You may be able to incur new liabilities, for example borrow money or enter in a loan agreement, provided this does not reduce the value of your frozen assets. It may however be difficult to do so in practice with the freezing order in place. A freezing order is not a form of security: it does not provide any proprietary right over your frozen assets. Your creditors may therefore be able to enforce judgments against frozen assets.
You may be required to seek approval from the claimant’s solicitors if you are due to incur or pay an expense (including your legal fees), acquire, move or transfer an asset the value of which exceeds a certain threshold. This is because the claimant’s solicitors will want to monitor the amounts and sources of payments.
Can I challenge the freezing order?
The freezing order is likely to have been obtained without any notice to you. To obtain the freezing order the claimant must have demonstrated to the court that:
In making the application for a freezing order the claimant has a duty of full and frank disclosure to the court.
The court will order that a further hearing (the “return date”) will take place, usually 7 days after the initial hearing. At the return date the claimant will argue that the freezing order should continue and you will be able to argue that the order should be discharged or varied.
To succeed in discharging the freezing order you must have good arguments that the claimant did not comply with its obligations (e.g. the duty of full and frank disclosure and the delay in seeking the order or pursuing the claim), that there is no good arguable case against you and/or no real risk of dissipation of your assets.
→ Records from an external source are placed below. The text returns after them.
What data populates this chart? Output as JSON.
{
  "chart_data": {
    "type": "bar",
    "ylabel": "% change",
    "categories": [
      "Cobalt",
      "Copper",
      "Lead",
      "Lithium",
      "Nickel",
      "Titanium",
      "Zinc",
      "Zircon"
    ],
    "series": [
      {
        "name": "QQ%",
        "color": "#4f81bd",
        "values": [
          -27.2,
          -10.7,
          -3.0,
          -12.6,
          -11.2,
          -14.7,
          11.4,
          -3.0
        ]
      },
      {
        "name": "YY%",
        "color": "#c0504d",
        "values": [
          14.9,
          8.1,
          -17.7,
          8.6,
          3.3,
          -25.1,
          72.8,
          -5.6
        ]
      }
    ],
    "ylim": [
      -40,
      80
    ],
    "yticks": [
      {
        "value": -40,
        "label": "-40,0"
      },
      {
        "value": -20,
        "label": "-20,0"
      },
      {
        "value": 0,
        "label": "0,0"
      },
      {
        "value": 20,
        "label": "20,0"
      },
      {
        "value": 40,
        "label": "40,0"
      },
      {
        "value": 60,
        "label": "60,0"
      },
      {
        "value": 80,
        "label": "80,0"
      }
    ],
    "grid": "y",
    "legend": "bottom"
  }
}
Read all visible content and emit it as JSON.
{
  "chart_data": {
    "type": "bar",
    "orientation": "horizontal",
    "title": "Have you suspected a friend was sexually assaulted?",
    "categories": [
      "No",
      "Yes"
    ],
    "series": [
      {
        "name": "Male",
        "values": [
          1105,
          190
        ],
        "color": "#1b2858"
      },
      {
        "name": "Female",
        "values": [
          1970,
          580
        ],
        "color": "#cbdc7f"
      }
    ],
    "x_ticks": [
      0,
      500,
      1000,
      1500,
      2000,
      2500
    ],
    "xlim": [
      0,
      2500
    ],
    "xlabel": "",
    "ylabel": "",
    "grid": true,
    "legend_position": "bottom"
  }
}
You may be able to make a payment into court or provide alternative security to the claimant in return for the discharge of the order.
To succeed in varying the freezing order you will need to show that its terms are oppressive e.g. the level of the assets frozen is too high; or the level of your ordinary living, business and/or legal expenses is too low.
If the order is continued, it will generally be continued until judgment is obtained in the main proceedings against you or until a further order is granted by the court.
There will be a well-coordinated and aggressive legal team acting for the claimant whose aim is to put you under pressure financially and emotionally. It is therefore crucial that you seek legal advice immediately upon service of the order on you, particularly if there are provisions for you to provide disclosure within 48 hours and for the return date to be in 7 days.
What if the claimant obtained the order against me wrongly?
To obtain the freezing order, the claimant must have given an undertaking to the court to pay any damages suffered by you (or by any other third party notified of the order) if it is subsequently found that the order should not have been granted. The nature and extent of the undertaking will depend on the case and your position. The court has discretion as to whether the undertaking should be enforced and if so, what should be the level of damages to be paid. If together we can demonstrate to the court that the freezing order should not have been granted, we will also apply for an order that the claimant compensates you, not just by paying your legal expenses of dealing with and challenging the freezing order, but by way of a payment of damages.
What happens if I breach the freezing order?
Strict compliance with a freezing order is required. You should take all possible steps to ensure compliance. The freezing order served on you will contain a “penal notice” which warns you that if you fail to comply with the terms of the order you may be held in contempt of court which is punishable by a fine, imprisonment or seizure of assets.